Their winery was split off from one in the family for 250 years; a cousin, Ludovic Gaujal, produces Picpoul under his name in a slightly different style, with even more bright acid, at his share of the estate in Pinet. (He is even prouder of his late harvest Picpoul, which is a particularly intense dessert wine.)
Simonne Arnaud-Gaujal took over the winery when her father died 30 years ago, and her daughter joined her after first earning a degree in pharmacology and training as an oenologist. Anne-Virginie Arnaud-Gaujal said she blends the wine, then her mother tastes it blind, after which "an outside company" weighs in.
Finally her father and brother "taste in the role of the consumer." Because she and her mother get along well, she said, they can produce a consistent wine with character even though "Picpoul is not like Sauvignon, which has a lot of aroma on its own; it's very delicate."
Because Picpoul's aromas are a little reticent, they advise opening it two hours before pouring, serving it at 46 to 50 degrees Fahrenheit and swirling it at least 30 seconds in a glass to release the aroma and flavor.
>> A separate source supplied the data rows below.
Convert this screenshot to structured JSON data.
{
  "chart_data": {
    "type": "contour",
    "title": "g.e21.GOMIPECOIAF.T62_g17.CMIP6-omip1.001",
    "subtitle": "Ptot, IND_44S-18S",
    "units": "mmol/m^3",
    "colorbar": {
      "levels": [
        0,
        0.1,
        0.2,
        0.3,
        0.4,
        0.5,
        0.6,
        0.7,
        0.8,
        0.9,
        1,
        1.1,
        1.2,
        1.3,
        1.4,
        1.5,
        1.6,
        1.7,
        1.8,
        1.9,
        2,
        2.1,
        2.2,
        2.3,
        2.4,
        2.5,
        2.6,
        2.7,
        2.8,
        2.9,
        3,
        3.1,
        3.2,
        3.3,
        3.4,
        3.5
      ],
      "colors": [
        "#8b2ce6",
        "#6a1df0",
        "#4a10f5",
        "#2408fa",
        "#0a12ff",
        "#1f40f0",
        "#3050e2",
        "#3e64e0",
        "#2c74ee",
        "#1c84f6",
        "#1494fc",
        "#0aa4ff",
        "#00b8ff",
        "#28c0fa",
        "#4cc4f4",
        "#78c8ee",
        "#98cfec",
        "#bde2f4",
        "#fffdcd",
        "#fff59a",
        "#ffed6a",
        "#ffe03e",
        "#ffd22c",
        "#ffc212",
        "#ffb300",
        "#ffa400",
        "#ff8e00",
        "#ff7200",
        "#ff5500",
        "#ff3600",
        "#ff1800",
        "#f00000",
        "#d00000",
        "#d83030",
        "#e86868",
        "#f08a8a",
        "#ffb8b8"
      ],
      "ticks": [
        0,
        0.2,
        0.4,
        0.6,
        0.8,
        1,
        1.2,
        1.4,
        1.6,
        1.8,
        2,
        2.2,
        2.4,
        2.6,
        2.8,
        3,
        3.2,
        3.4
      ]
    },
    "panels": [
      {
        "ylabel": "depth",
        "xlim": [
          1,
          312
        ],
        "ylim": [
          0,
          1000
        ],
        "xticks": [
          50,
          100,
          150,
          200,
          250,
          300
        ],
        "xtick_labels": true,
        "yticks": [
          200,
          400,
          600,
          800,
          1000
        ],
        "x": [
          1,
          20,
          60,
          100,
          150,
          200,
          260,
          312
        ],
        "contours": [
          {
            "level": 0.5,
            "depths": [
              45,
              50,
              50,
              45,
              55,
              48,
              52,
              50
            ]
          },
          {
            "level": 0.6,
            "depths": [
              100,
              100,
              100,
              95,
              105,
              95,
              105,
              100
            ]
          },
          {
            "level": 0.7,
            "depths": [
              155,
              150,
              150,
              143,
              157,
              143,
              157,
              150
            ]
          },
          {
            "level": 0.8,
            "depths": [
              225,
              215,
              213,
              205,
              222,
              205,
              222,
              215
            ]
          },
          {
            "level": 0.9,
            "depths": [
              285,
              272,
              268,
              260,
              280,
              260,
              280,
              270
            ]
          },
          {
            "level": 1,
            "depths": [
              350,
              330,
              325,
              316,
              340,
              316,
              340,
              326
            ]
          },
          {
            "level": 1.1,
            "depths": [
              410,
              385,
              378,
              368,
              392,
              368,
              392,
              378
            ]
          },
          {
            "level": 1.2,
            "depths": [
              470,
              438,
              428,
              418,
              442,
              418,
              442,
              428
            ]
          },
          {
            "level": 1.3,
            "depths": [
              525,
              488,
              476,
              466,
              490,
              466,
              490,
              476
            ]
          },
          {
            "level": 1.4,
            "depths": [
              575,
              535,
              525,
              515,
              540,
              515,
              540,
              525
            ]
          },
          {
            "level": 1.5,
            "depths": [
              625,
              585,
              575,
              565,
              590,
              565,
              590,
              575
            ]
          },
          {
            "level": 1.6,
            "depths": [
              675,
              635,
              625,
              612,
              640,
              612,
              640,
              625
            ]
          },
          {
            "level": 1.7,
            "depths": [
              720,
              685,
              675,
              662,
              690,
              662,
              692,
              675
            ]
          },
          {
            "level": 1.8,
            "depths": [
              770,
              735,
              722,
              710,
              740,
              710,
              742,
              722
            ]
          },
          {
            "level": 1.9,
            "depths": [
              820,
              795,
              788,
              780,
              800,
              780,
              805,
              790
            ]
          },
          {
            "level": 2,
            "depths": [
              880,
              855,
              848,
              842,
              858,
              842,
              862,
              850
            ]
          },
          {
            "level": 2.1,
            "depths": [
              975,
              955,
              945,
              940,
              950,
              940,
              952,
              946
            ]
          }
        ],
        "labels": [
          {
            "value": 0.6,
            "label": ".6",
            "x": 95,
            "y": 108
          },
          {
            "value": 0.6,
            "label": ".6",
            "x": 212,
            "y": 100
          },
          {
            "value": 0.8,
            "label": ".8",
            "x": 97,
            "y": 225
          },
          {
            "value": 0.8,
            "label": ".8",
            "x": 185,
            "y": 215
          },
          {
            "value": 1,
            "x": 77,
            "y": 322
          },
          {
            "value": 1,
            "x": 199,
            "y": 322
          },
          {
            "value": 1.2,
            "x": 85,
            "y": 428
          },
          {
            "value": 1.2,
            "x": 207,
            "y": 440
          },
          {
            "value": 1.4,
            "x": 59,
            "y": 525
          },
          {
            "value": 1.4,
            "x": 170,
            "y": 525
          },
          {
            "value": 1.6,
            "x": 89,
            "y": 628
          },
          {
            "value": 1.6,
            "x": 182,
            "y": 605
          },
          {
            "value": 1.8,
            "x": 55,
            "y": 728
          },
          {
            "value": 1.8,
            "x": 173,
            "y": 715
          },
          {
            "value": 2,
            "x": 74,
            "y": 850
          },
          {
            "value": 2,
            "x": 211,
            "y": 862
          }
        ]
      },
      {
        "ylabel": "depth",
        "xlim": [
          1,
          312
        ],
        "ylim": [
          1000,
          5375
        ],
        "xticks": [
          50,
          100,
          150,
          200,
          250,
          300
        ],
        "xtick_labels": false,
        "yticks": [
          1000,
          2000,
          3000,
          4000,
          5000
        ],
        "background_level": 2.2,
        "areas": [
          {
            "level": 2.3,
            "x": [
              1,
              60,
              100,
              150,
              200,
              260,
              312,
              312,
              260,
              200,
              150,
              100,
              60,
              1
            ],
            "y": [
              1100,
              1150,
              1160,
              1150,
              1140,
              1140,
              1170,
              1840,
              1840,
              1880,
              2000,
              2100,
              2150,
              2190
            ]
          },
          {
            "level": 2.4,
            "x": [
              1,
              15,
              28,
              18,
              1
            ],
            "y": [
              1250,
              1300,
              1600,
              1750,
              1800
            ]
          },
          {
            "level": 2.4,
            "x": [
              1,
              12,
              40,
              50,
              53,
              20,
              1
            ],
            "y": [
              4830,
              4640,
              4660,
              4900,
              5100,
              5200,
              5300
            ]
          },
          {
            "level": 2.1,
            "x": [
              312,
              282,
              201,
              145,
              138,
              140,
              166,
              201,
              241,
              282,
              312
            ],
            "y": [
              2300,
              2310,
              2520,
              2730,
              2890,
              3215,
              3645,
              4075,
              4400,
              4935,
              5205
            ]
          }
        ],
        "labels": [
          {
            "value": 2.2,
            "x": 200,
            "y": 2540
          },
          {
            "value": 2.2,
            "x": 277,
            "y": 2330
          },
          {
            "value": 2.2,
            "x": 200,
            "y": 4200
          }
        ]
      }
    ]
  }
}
Their wines are aged nine months before release -- "like pregnancy," she said, "because it's woman wine." The 2006 was released in March and April in the United States, however, because the wine is shipped by sea, which ages it.
Languedoc, always the most prolific wine region of France because of its warm climate and rich soil, has been struggling lately, with winemakers actually threatening violence unless prices for their output are raised. (Exactly 100 years ago this summer there were riots -- and deaths -- in the streets when the wine market collapsed.)